The Theology of Step-FatherhoodWhen I took Saint Joseph as my confirmation name, I was just looking for a guide, prayer warrior, and patron in the journey to be the father God created me to be to my three older daughters. I didn’t know Olivia was coming, but now that she is here, I often think about how Saint Joseph was able to so perfectly love and to protect a son who wasn’t biologically his. Perhaps Joseph had other sons before he was betrothed to Mary (Cf. Matthew 13:55–56). Was Joseph cautious as me to make Jesus feel like he was truly his son?
To be sure, I think fear and not wanting to disappoint Olivia was just a symptom of me being more concerned about what I had to give, rather than what God wanted me to receive as a father.

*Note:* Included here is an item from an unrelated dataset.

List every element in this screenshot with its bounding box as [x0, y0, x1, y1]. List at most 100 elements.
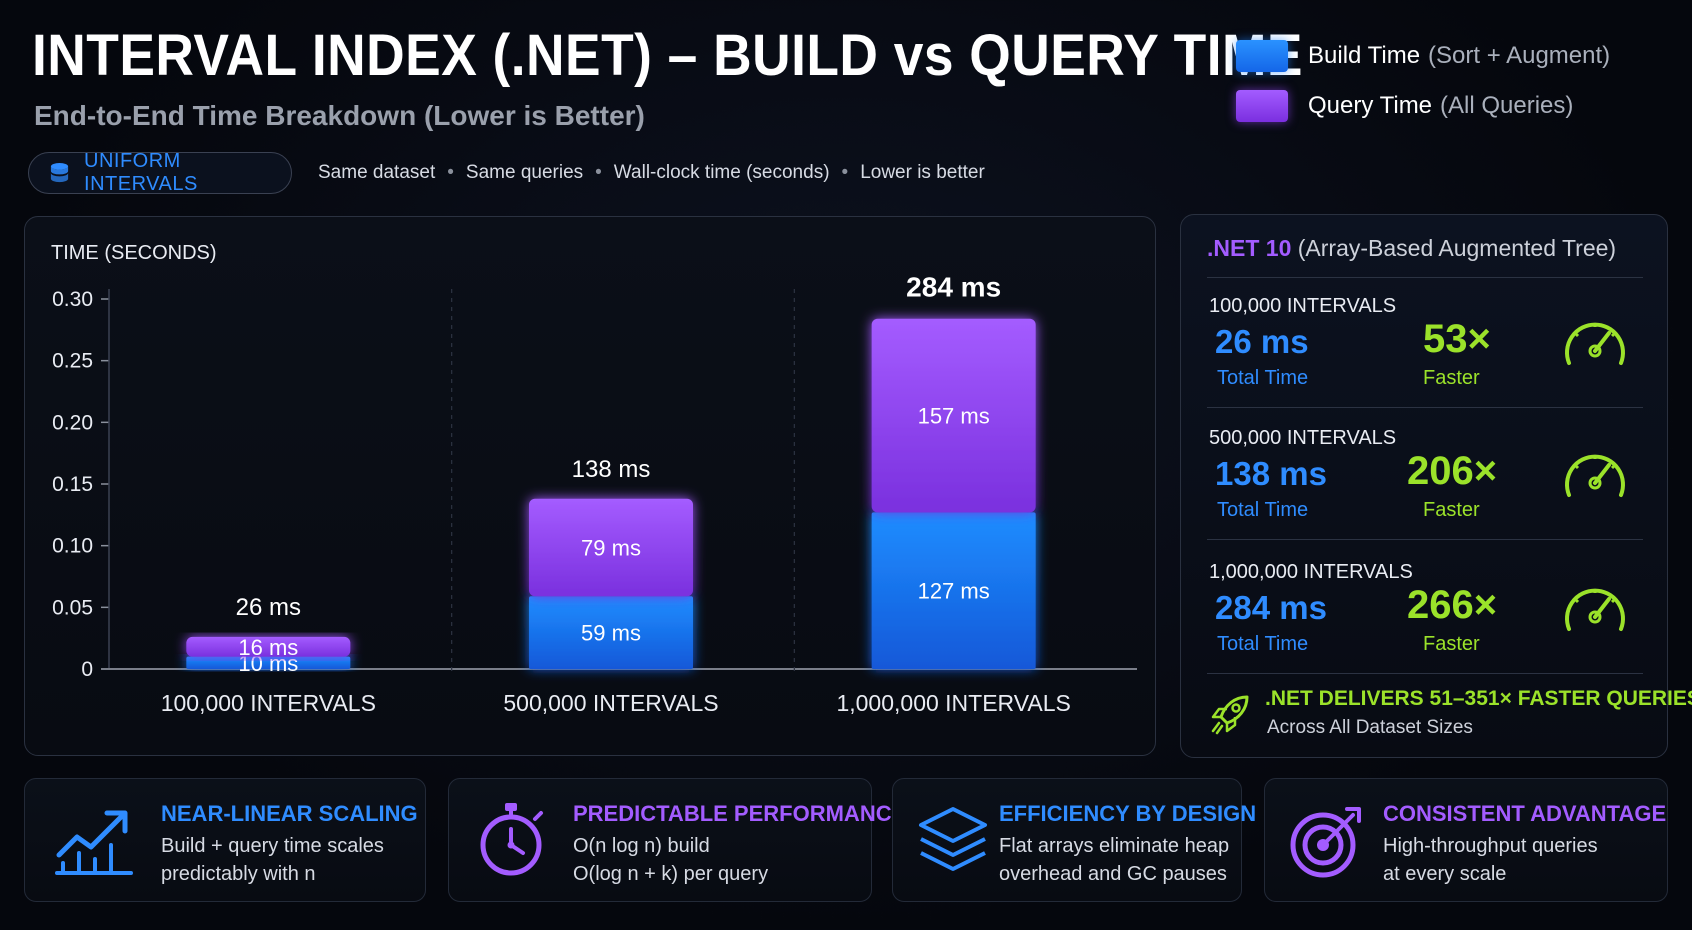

That is to say, that I was more concerned about the activity of being a father than the receptivity of being a father. It has to be both. I wasn’t trusting God to equip me to participate in His fatherhood of Olivia, in the same manner, that I had trusted him with my older girls.
The first time I began to think about the theology of step-fatherhood; that is, understanding God through being a step-father, was when Olivia called my Dad for the first time, which was shortly before Felicia and I got married in June of 2016. For the past two years, Olivia had seen me almost every day and, in absence of her biological father who she has never met, I think she just decided to give me a title that she associated with the type of things she saw her friend’s dads do. It was a quite profound moment in that sense; that Olivia chose ‘me’. It was like an Atheist or Agnostic realizing for the first time that creation has an author and that author has a title – God.
As I said, Olivia never met her biological father, and because I am the only father she has known, I think sometimes certain lines have gotten blurred for her. One day my older daughters were talking about who looks more like me and who looks more like their mother and Olivia chimed in to ask, “Don’t I look like you too Dad?” I think she was trying to feel like she was the same as her step-sisters. It is true that as Christians we know that we were made in the image and likeness of God and that God is actively conforming the Baptized into the image of His Son, but how often do we reflect to ask the spiritual questions that Olivia asked, “Do I look like you Jesus?” “When people look at me, do they see you?”
Through this experience, I’ve also begun to see some of that distress from my childhood in a new light. That yearning I had to belong to someone – to have one of my father’s last names was nothing less than my innate desire to belong to God. My heart was just trying to find its home. In the apparently closer relationship that my fathers had with my brothers I saw a taste of what the Divine looks like, and because of that I felt the pain of not yet having it – I felt all alone, and I cried out for it without knowing for that which I cried.